Publishing take more time -> [ISS.0098.0064I] Publishing delayed while outbound store

We are seeing the below error in IS server.log. We have 12 IS in a cluster. This error happens only on one IS. Whenever this error happens, publishing takes more time ( more than 30 seconds ). I have verified the Broker, Trigger and IS settings and they are all same across all the ISes. We have also seen that publishing takes more time even when the below error doesnt happen. Both the scenarios happens daily for sometime ( any random time ) only on one IS. I have gone through some of the earlier postings over here but couldnt find anything conclusive.
Any help is appreciated.
Thanks

2012-05-07 09:55:53 MDT [ISP.0085.9998E] Exception → java.net.SocketTimeoutException: Read timed out
2012-05-07 09:55:59 MDT [ISS.0098.0036E] DefaultProducer encountered Transport Exception: com.wm.app.b2b.server.dispatcher.exceptions.EndpointUnavailableException: [ISS.0098.9014]
BrokerException: Timeout (112-1450): The request timed out.
2012-05-07 09:56:00 MDT [ISS.0098.0036E] DefaultProducer encountered Transport Exception: com.wm.app.b2b.server.dispatcher.exceptions.EndpointUnavailableException: [ISS.0098.9014]
BrokerException: Timeout (112-1450): The request timed out.
2012-05-07 09:56:00 MDT [ISS.0098.0064I] Publishing delayed while outbound store is draining. Service: wm.server.publish:publish
2012-05-07 09:56:00 MDT [ISS.0098.0064I] Publishing delayed while outbound store is draining. Service: wm.server.publish:publish

Hi

It seems your IS for some reason loses the connection to the broker (EndpointUnavailableException).
When there is no connection, but the IS has not yet thrown an EndpointUnavailableException, the IS is trying to publish - the default timeout is 30s (I think).
During this time all documents are stalled until the connection is lost - after that all documents are directly placed in the outbound document store.
When the connection is finally up again the broker must “drain” the outbound document store, and during this time every publish takes longer than usual (approx. 5s in our case).

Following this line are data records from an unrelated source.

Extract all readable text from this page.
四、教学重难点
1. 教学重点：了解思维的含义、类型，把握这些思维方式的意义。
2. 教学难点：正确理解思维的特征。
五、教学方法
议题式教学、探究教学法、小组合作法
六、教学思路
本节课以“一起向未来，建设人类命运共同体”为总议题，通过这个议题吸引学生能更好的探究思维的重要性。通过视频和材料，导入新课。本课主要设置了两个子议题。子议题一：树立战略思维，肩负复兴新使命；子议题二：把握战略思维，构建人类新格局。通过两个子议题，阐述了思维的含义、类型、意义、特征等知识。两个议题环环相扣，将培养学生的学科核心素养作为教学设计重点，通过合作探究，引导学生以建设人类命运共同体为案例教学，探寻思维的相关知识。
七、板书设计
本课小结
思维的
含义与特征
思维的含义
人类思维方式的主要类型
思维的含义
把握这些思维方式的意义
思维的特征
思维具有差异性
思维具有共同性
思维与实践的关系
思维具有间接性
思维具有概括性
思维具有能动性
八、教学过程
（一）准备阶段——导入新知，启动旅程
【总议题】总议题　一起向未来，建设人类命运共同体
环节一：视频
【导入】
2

Unfortunately, this is by design and really hard to avoid when you’re having connection issues.
I created a thread on wmusers a while ago regarding our issue: wmusers.com.

In our case the problem was the SAN (excessive IO) - and when that was fixed we never got these problems again.
Investigate things like cpu, io, memory, network utilization etc on the IS that is affected and see if anything is out of the ordinary.

There are a few settings you can play around with regardning broker transports:
watt.server.brokerTransport.dur=60
watt.server.brokerTransport.max=60
watt.server.brokerTransport.ret=3

Regards,
Mike

Thanks Mike for responding. We will try to see what you have recommended.
Our Broker settings are the same as yours
watt.server.brokerTransport.dur=60
watt.server.brokerTransport.max=60
watt.server.brokerTransport.ret=3

We are using IS 8.2. We have ISes in cluster. We have 12 Front End IS that connects to 12 Brokers which connects to 12 Back End IS. This is one-one ie
FE IS1 - Broker 1 - BE IS1, FE IS2 - Broker2 - BE IS2, etc. But this behavior is observed only on one Front End IS. Also, we do not get the publishing delayed error always in the server.log and still publishing gets delayed sometimes. But whenever publishing delayed error happens in server.log, publishing always gets delayed during that time.
Rest of the time, the specific IS just works fine. We have examined load, traffic, etc and nothing is unusual as there is a load balancer which distributes the incoming traffic @ 12 FE ISs.